Jak widać Misiek zadowolony jak najbardziej :)
Po przyjeździe super. Wynajęty bungalow okazał się oazą godną polecenia. Castelvecchii to piękne siedlisko, otoczone zielenią, winnicami i gajami oliwnymi. Na przeciwko Volpaia. Nie jest łatwo tam dojechać - myśmy przedzierali się leśną drogą przez góry , ale to wszystko wina mapy elektronicznej :) Uwaga na wszystkie mapy GPSowe.
Miejsce jest cudne i godne polecenia. Tam czas zatrzymał się trochę temu.

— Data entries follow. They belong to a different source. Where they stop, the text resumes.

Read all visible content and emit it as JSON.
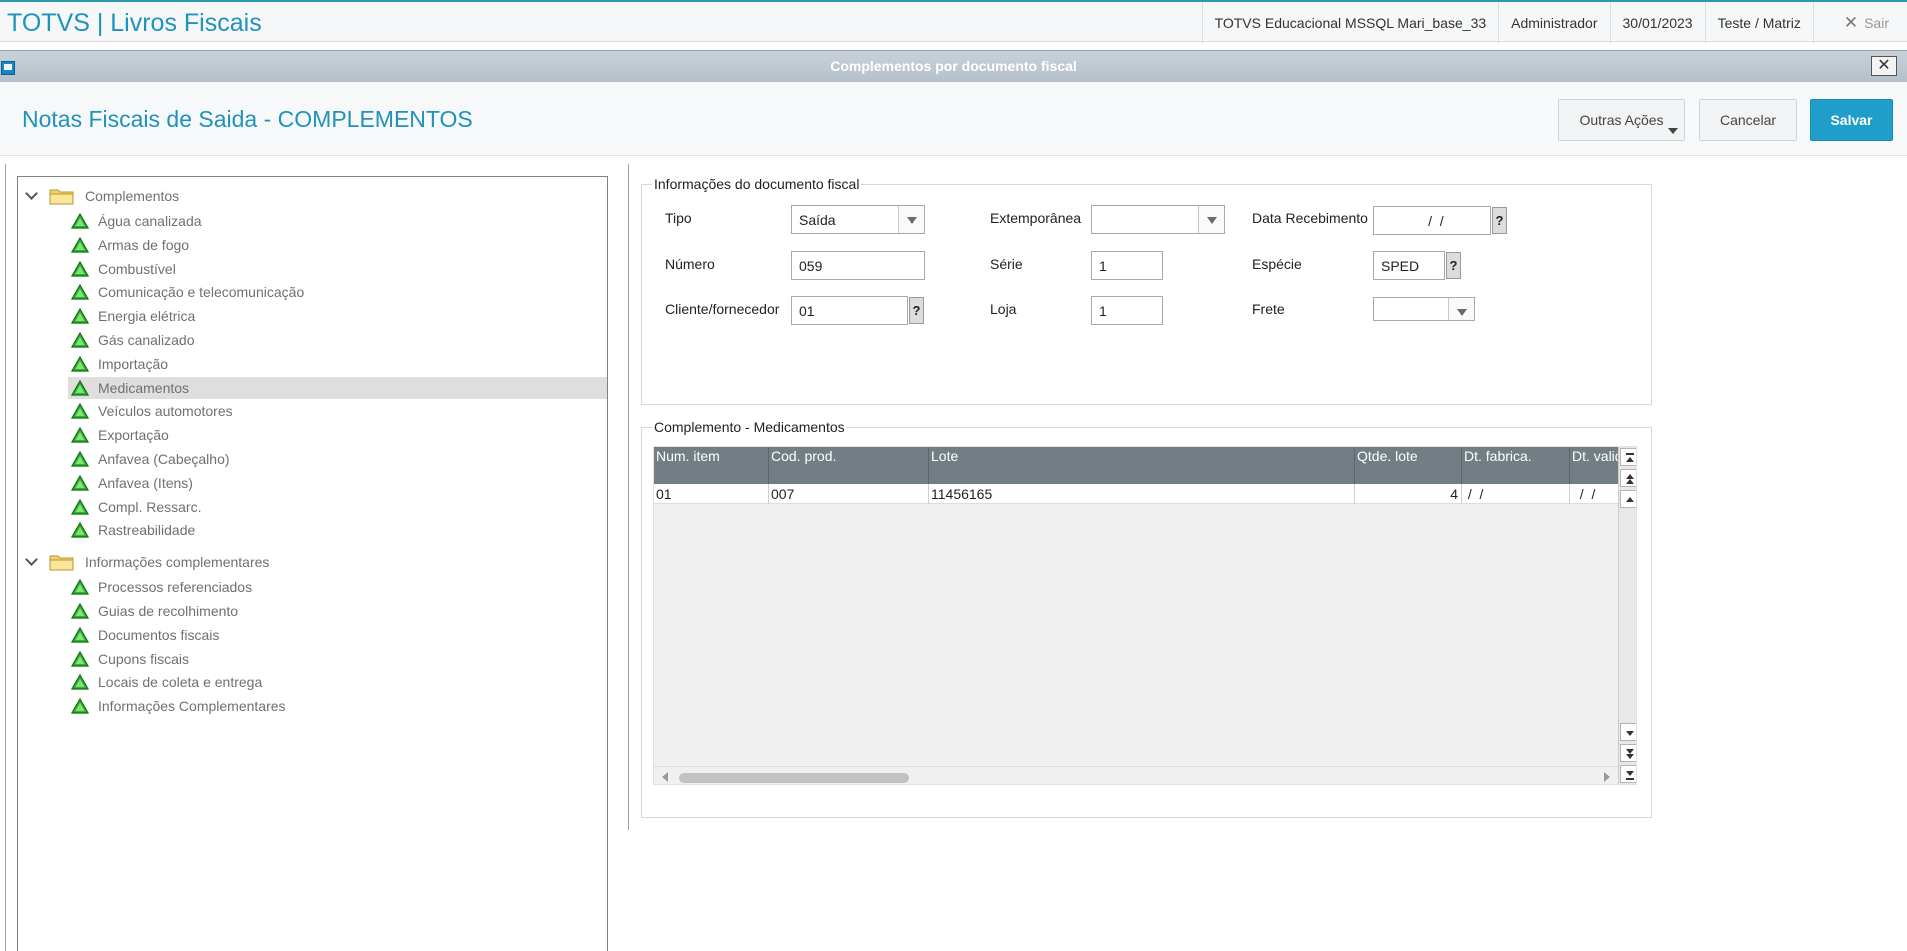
{
  "app": {
    "title": "TOTVS | Livros Fiscais",
    "environment": "TOTVS Educacional MSSQL Mari_base_33",
    "user": "Administrador",
    "date": "30/01/2023",
    "branch": "Teste / Matriz",
    "exit_label": "Sair"
  },
  "dialog": {
    "title": "Complementos por documento fiscal"
  },
  "header": {
    "page_title": "Notas Fiscais de Saida - COMPLEMENTOS",
    "other_actions": "Outras Ações",
    "cancel": "Cancelar",
    "save": "Salvar"
  },
  "tree": {
    "groups": [
      {
        "label": "Complementos",
        "items": [
          "Água canalizada",
          "Armas de fogo",
          "Combustível",
          "Comunicação e telecomunicação",
          "Energia elétrica",
          "Gás canalizado",
          "Importação",
          "Medicamentos",
          "Veículos automotores",
          "Exportação",
          "Anfavea (Cabeçalho)",
          "Anfavea (Itens)",
          "Compl. Ressarc.",
          "Rastreabilidade"
        ]
      },
      {
        "label": "Informações complementares",
        "items": [
          "Processos referenciados",
          "Guias de recolhimento",
          "Documentos fiscais",
          "Cupons fiscais",
          "Locais de coleta e entrega",
          "Informações Complementares"
        ]
      }
    ],
    "selected": "Medicamentos"
  },
  "doc_info": {
    "legend": "Informações do documento fiscal",
    "tipo": {
      "label": "Tipo",
      "value": "Saída"
    },
    "extemporanea": {
      "label": "Extemporânea",
      "value": ""
    },
    "data_recebimento": {
      "label": "Data Recebimento",
      "value": "  /  /"
    },
    "numero": {
      "label": "Número",
      "value": "059"
    },
    "serie": {
      "label": "Série",
      "value": "1"
    },
    "especie": {
      "label": "Espécie",
      "value": "SPED"
    },
    "cliente": {
      "label": "Cliente/fornecedor",
      "value": "01"
    },
    "loja": {
      "label": "Loja",
      "value": "1"
    },
    "frete": {
      "label": "Frete",
      "value": ""
    },
    "help_glyph": "?"
  },
  "complemento": {
    "legend": "Complemento - Medicamentos",
    "columns": [
      "Num. item",
      "Cod. prod.",
      "Lote",
      "Qtde. lote",
      "Dt. fabrica.",
      "Dt. valid"
    ],
    "rows": [
      [
        "01",
        "007",
        "11456165",
        "4",
        " /  /",
        "  /  /"
      ]
    ]
  }
}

To kuchnia, gdzie spędzaliśmy wieczory.
W niedzielę pojechaliśmy do Sieny. Tam katedra jest najpiękniejsza na świecie. Fasada odremontowana, a te przecudne mozaiki na posadzkach
Zwiedzaliśmy wiele, ale niekoniecznie kościoły.
Byliśmy w pięknym ogrodzie Bobboli
Florencja jak zawsze zatłoczona. Nawet w maju. Tam też zjedliśmy najgorszy lunch z całego pobytu.

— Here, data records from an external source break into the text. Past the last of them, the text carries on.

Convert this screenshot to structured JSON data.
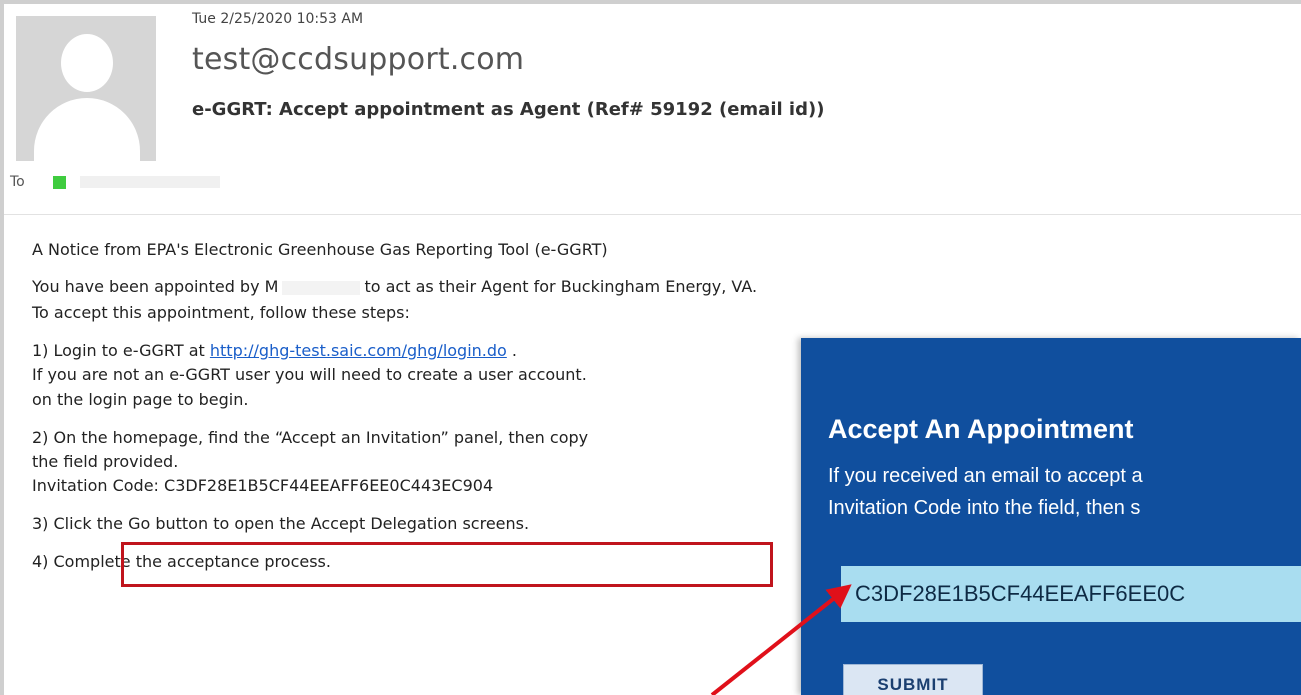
{
  "email": {
    "date": "Tue 2/25/2020 10:53 AM",
    "from": "test@ccdsupport.com",
    "subject": "e-GGRT: Accept appointment as Agent (Ref# 59192 (email id))",
    "to_label": "To"
  },
  "body": {
    "notice": "A Notice from EPA's Electronic Greenhouse Gas Reporting Tool (e-GGRT)",
    "appointed_prefix": "You have been appointed by M",
    "appointed_suffix": "to act as their Agent for Buckingham Energy, VA.",
    "accept_intro": "To accept this appointment, follow these steps:",
    "step1_prefix": "1) Login to e-GGRT at ",
    "step1_link": "http://ghg-test.saic.com/ghg/login.do",
    "step1_suffix": " .",
    "step1_line2": "If you are not an e-GGRT user you will need to create a user account.",
    "step1_line3": "on the login page to begin.",
    "step2_line1": "2) On the homepage, find the “Accept an Invitation” panel, then copy",
    "step2_line2": "the field provided.",
    "invitation_code_line": "Invitation Code: C3DF28E1B5CF44EEAFF6EE0C443EC904",
    "step3": "3) Click the Go button to open the Accept Delegation screens.",
    "step4": "4) Complete the acceptance process."
  },
  "panel": {
    "title": "Accept An Appointment",
    "desc_line1": "If you received an email to accept a",
    "desc_line2": "Invitation Code into the field, then s",
    "code_value": "C3DF28E1B5CF44EEAFF6EE0C",
    "submit_label": "SUBMIT"
  },
  "colors": {
    "panel_bg": "#104f9e",
    "highlight": "#c0141c",
    "link": "#1a5ec9",
    "input_bg": "#a9ddf0"
  }
}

Piękny dzień był w toskańskim Manhattanie - San Gmiliano
Wiosną jest w Toskanii inaczej, piękna zieleń, rośliny które pną się do słońca i winogrona, które cieszą się słońcem
Jedzenie było pyszne. Mięsa - befsztyki, gołąbki, pyszne pasti i oczywiście desery na koniec naszego pobytu - tiramisu i panna cotta - no i oczywiście pyszne toskańskie wina
Ja będę bardzo tęsknić. Misiek niekoniecznie.